It's like any other profession -- a trained motorcycle repair technician need not have seen your FJR (or any FJR) in order to perform proper maintenance and repair. They have the requisite skills, the FSM -- there's no magic (it's just machinery and parts).
One of the benefits of dealership service (over independents) is their connection with the factory for current up-dates, etc.
(unless you're a trained mechanic? -- the factory service technician will, probably, perform superior work to that of the owner...)
You're welcome.
Ha! You are living in a fantasy world. Where I have taken my FJR is in the *real* world and what you wrote above is not my experience at all, across several makes of motorcycles.
Fantasy World v/s Real World
An Organized System (in operation for decades and supported by manufacturers) v/s Conspiracy Theories
I have to agree with SkooterG here, both on this, and his opinion of RideNow dealerships.
I have dealt with a ton of dealers (Honda, Yamaha, Suzuki, Kawasaki & Ducati) over a long period of time (since I started riding in 1988) and maybe 15% of them could work on a bike they'd never seen w/o somehow damaging it. There's been tons of times I've had to help repair a friend's bike after a trip to the dealership. I've seen loose/stripped/missing expensive fasteners, damaged/mis-installed plastic, wrong fluid levels, wrong fluids in the wrong places, unbalanced tires, cut/damaged wires, disconnected electricals, missing brake pads, etc.
For God's sake, I've had them put tires on backwards. How the hell hard is THAT? That requires very little bike specific knowledge, and I consider mounting a tire a basic skill that any "Factory Trained Motorcycle Repair Technician" should know as a matter of course. Then of course they whip the tire off and remount it without rebalancing it. BTDT.

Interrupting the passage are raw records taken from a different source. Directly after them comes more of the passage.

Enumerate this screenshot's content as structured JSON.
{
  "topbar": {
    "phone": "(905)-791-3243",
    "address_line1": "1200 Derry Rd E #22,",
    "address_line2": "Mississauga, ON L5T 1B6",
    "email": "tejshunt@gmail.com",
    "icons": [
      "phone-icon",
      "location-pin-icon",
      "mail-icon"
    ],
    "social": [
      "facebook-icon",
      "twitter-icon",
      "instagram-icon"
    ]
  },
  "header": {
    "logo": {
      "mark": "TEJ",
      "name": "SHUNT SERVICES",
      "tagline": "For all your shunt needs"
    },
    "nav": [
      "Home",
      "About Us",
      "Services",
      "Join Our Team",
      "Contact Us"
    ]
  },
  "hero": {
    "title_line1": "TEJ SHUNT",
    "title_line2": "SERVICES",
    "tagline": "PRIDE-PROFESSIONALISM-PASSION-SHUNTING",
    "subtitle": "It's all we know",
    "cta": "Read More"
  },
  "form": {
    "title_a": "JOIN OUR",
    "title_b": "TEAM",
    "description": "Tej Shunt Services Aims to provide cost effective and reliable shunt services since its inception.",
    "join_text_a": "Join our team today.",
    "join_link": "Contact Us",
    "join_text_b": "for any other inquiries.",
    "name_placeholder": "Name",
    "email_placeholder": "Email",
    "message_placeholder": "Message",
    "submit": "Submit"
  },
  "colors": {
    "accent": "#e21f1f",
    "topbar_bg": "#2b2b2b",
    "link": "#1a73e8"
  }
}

I've also seen dangerous stuff such as a brake pad change, where they put a caliper back on without one pad. That was a "I've got 30 min to do it, or it's my job if it takes longer" error and he was in too much of a hurry. That was a dealership where the service manager cracked the whip if you couldn't match the ridiculous factory repair time estimate.
As an example, I have 2 Yamaha dealerships in my area. One of them is crooked as well as incompetent, and the other is smooth, professional, and knowledgeable. Too bad the first is down the block, and the second is an hour across town.
IME, there's dealers that want bikes in/out as fast as possible and don't care about "done" vs. "done right", and there's dealers that realize customer satisfaction means return business and more profit. Unfortunately there's very few of the latter.
I've never been to an independent dealer, as I don't know any around here, so I can't say anything about them.